Upon landing in Muscat, the capital city, visitors immediately realize that Oman is very different from other Gulf countries. Forget the skyscraper extravaganzas of Kuwait City, Manama, Doha, Dubai, and Abu-Dhabi. By law, buildings in Muscat must be built in stone or similar traditional materials, and must follow a low-rise, castle-like architectural pattern. Forget also the other states’ apartheid-style system of Bedouin minorities lording over majorities of immigrant workers: in Oman, 70% of the 3.2 million inhabitants are native citizens.

Oman differs from its neighbors in many more ways. While the other Gulf countries are tiny enclaves no larger than New Jersey or even Rhode Island, Oman is big: 309,000 square kilometers, the size of Kansas, or Poland. Admittedly, the hinterland is chiefly mountains and semi-desert. Still, there is a sense of strategic width, and strategic security.

While the other Gulf countries interact out of geographical necessity with the Arabian Peninsula (Saudi Arabia), the Fertile Crescent (Iraq and Syria), and Persia (the Islamic Republic of Iran), Oman is an Indian Ocean country. The hinterland’s mountain ranges effectively sever it from the peninsula. The monsoon winds have allowed the local population, from time immemorial, to trade with India and East Africa, or even to establish distant colonies like Zanzibar. And throughout the past 500 years, the Omanis have been in touch with the European maritime powers: first the Portuguese, from the 16th century on, and then the British in the 19th and early 20th centuries.

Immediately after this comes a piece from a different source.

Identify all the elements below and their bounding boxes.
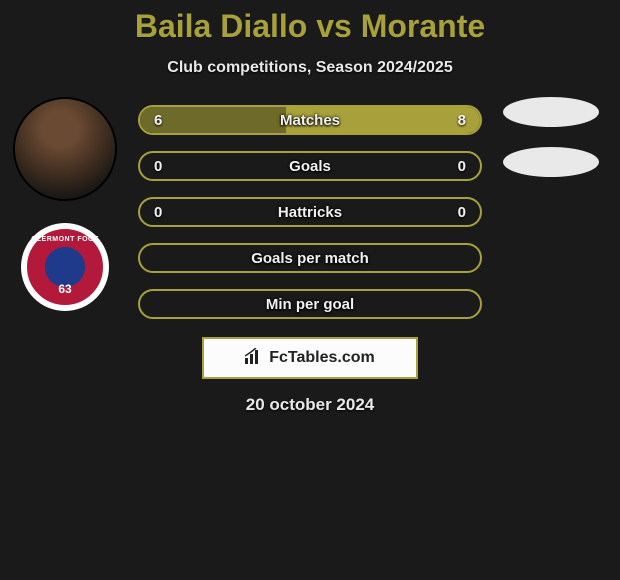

Even more stunning is Oman’s religious singularity: most inhabitants do not belong to Sunni or Shiite Islam. They follow a third way, Ibadism, an offshoot of Kharijism, that is also to be found in parts of North and East Africa.

Just like the early American Puritans, the Ibadis are both more strictly religious than the Sunnis and the Shiites, and much more tolerant and open-minded in political, social, and even intellectual matters. They have usually promoted good relations with Jews, Christians, and even Hindus. Moreover, they have comparatively democratic tendencies: they know not of hereditary kings-caliphs or hereditary imams, but rather of elected imams and secular kings or sultans.